Toser Is A Miserable
Assemblage Of Mud And Brick Huts, Of Very Small Dimensions, The Beams
And The Doors Being All Of Date-Wood.
The gardens, however, under the
date-trees are beautiful, and abundantly watered with copious streams,
all of which are warm, and in one of which we bathed ourselves and felt
new vigour run through our veins.
We took a walk in the gardens, and
were surprised at the quantities of doves fluttering among the
date-trees; they were the common blue or Barbary doves. In the environs
of Mogador, these doves are the principal birds shot.
Toser, or Touzer, the _Tisurus_ of ancient geography, is a considerable
town of about six thousand souls, with several villages in its
neighbourhood.
The impression of Toser made upon our tourists agrees with that of the
traveller, Desfontaines, who writes of it in 1784: - "The Bey pitched his
tent on the right side of the city, if such can be called a mass of
_mud-houses_." The description corresponds also with that of Dr. Shaw,
who says that "the villages of the Jereed are built of mud-walls and
rafters of palm-trees." Evidently, however, some improvement has been
made of late years. The Arabs of Toser, on the contrary, and which very
natural, protested to the French scientific commission that Toser was
the finest city in El-Jereed. They pretend that it has an area as large
as Algiers, surrounded with a mud wall, twelve or fifteen feet high, and
crenated. In the centre is a vast open space, which serves for a
market-place. Toser has mosques, schools, Moorish baths - a luxury rare
on the confines of the Desert, fondouks or inns, &c.

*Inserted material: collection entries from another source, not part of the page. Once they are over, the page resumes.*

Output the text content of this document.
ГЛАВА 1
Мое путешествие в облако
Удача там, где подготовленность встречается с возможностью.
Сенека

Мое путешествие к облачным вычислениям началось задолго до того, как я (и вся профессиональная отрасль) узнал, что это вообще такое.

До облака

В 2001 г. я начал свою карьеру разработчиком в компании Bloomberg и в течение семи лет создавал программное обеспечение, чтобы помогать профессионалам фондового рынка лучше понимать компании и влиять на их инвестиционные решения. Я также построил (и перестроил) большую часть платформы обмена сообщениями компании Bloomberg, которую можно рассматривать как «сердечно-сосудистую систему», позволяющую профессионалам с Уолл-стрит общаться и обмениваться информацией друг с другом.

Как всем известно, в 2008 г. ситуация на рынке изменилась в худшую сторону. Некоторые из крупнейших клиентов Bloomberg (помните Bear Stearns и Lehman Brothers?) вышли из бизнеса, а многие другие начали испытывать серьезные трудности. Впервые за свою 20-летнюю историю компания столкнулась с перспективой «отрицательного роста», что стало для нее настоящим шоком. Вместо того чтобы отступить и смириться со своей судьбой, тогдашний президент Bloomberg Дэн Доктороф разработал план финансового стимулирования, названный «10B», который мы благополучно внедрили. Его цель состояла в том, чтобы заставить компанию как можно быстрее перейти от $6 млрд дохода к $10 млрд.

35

The houses have
flat terraces, and are generally well-constructed, the greater part
built from the ruins of a Roman town; but many are now dilapidated from
the common superstitious cause of not repairing or rebuilding old
houses. The choice material for building is brick, mostly unbaked or
sun-dried.
Most of these houses stand detached.
Toser, situate in a plain, is commanded from the north-west by a little
rocky mountain, whence an abundant spring takes its source, called
_Meshra_, running along the walls of the city southward, divides itself
afterwards in three branches, waters the gardens, and, after having
irrigated the plantations of several other villages, loses itself in the
sand at a short distance. The wells within the city of Toser are
insufficient for the consumption of the inhabitants, who fetch water
from Wad Meshra. The neighbouring villages are Belad-el-Ader, Zin,
Abbus; and the sacred villages are Zaouweeat, of Tounseea, Sidi Ali Bou
Lifu, and Taliraouee. The Arabs of the open country, and who deposit
their grain in and trade with these villages, are Oulad Sidi Sheikh,
Oulad Sidi Abeed, and Hammania. The dates of Toser are esteemed of the
finest quality.
Walked about the town; several of the inhabitants are very wealthy. The
dead saints are, however, here, and perhaps everywhere else in Tunis,
more decently lodged, and their marabets are real "whitewashed
sepulchres." They make many burnouses at Toser, and every house presents
the industrious sight of the needle or shuttle quickly moving.